I am working on MSP430 Series Controller and I have a buffer to be sent on UART via DMA.

I am pasting my DMA configuration and Code snippet for more information.

DMACTL0 = DMA0TSEL__UCA0TXIFG;
DMA0SA  = &buff;
DMA0DA  = &UCA0TXBUF; 
DMA0SZ  = 64;                      // Block size in bytes
DMA0CTL = DMADT_1 | DMASBDB| DMASRCINCR_1 | DMAIE| DMALEVEL_L; // Rpt, inc
DMA0CTL|= DMAEN;

I am filling data as below.

   char buff[64];
   buff[0] = 0x64;
   buff[1] = 0x23;
   buff[2] = 0x65;
   buff[3] = 0x31;

When I initiate DMA transfer , The buffer got transfer but When I check on terminal , Its shows only the first value '0x64', Not other value.I am doing block transfer , so whole block should be transfered when dma initiated. And in Interrupt routing i am reseting the dma flag.

My interrupt Handler.

 __interrupt void DMA_VECTOR_ISR(void)
 {
     DMA0CTL &= ~DMAIFG;
     DMA_Doneflag = 1;
 }

this DMA_Doneflag I have took as boolean volatile and that is reset when tx is done.

1
msp430dma

1 Answers

1
votes

A block transfer indeed copies the whole block; it is the equivalent of the following:

while (!(UCA0IFG & UCTXIFG)) {}  // wait for trigger
for (i = 0; i < 64; i++)
    UCA0TXBUF = buf[i];

This is not what you actually want.
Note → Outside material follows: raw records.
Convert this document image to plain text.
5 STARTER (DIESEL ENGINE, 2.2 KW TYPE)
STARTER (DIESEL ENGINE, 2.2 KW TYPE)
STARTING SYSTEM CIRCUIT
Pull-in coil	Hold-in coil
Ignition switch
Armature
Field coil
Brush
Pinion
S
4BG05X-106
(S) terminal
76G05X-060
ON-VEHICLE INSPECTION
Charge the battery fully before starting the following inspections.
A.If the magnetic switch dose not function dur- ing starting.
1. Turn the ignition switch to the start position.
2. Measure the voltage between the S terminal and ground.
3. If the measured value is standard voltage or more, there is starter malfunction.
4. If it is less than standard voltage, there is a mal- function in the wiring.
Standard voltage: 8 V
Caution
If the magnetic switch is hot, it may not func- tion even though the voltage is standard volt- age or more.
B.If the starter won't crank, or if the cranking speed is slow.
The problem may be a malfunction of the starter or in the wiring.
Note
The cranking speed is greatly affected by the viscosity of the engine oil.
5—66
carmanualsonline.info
You need to wait for the trigger before each single byte:

for (i = 0; i < 64; i++) {
    while (!(UCA0IFG & UCTXIFG)) {}
    UCA0TXBUF = buf[i];
}

This can be done with the repeated single transfer mode (DMADT_4).

And you need DMASRCINCR_3 to actually go through the buffer.